The groups also spoke with 150 individuals with credible knowledge of the conditions, such as lawyers and relatives; consulted international forensic experts; and reviewed “a wide range” of materials, including criminal records, judicial documents in El Salvador and the United States, and photographs of injuries.
While the US and Salvadoran governments claimed that most of the migrants sent to CECOT were part of the Venezuelan gang Tren de Aragua, HRW and Cristosal found that “many of them had not been convicted of any crimes by federal or state authorities in the United States, nor in Venezuela or other Latin America countries where they had lived.”
Up until they were sent to Venezuela as part of a prisoner exchange on July 18, the report states, “the people held in CECOT were subjected to inhumane prison conditions, including prolonged incommunicado detention, inadequate food, denial of basic hygiene and sanitation, limited access to healthcare and medicine, and lack of recreational or educational activities, in violation of several provisions of the United Nations Standard Minimum Rules for the Treatment of Prisoners, also known as the ‘Mandela Rules.’”
“We also documented that detainees were subjected to constant beatings and other forms of ill-treatment, including some cases of sexual violence,” the publication continues. “Many of these abuses constitute torture under international human rights law.”In a Wednesday statement, Cristosal executive director Noah Bullock drew a comparison to the early stages of the George W. Bush administration’s invasion of Iraq.
“The US government has not been linked to acts of systematic torture on this scale since Abu Ghraib and the network of clandestine prisons during the War on Terror,” he said. “Disappearing people into the hands of a government that tortures them runs against the very principles that historically made the United States a nation of laws.”

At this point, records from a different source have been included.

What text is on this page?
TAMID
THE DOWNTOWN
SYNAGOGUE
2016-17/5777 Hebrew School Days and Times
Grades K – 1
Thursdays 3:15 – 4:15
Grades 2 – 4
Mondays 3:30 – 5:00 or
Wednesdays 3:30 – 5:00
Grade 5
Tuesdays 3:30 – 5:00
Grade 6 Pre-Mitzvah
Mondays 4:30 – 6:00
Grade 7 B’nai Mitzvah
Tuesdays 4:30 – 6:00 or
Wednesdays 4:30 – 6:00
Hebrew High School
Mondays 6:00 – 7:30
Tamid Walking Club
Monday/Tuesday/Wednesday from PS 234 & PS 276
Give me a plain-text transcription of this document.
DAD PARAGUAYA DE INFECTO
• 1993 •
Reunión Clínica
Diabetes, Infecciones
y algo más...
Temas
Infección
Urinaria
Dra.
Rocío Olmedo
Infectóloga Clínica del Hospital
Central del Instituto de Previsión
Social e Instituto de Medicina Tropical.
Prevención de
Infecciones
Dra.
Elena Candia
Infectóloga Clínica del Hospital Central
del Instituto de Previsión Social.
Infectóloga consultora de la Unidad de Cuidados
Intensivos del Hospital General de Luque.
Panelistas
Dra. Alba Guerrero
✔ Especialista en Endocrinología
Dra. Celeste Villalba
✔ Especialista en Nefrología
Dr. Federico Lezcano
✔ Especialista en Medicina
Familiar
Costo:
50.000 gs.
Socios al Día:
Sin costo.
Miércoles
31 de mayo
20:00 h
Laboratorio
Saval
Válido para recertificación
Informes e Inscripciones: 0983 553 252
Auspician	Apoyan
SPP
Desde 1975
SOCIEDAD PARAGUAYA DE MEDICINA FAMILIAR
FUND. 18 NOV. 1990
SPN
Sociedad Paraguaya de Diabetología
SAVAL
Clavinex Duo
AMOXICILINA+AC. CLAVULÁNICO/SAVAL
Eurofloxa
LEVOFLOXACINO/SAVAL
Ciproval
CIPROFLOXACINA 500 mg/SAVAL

Although many migrants have been freed from El Salvador’s CECOT, “they continue to suffer lasting physical injuries and psychological trauma,” the report notes. They also face risks in Venezuela, which “suffers a humanitarian crisis and systematic human rights violations carried out by the administration of Nicolás Maduro.”
“Their repatriation to Venezuela violates the principle of nonrefoulement,” the document explains. “Additionally, in some cases, members of the Venezuelan intelligence services have appeared at the homes of people who were held in CECOT and forced them to record videos regarding their treatment in the United States.”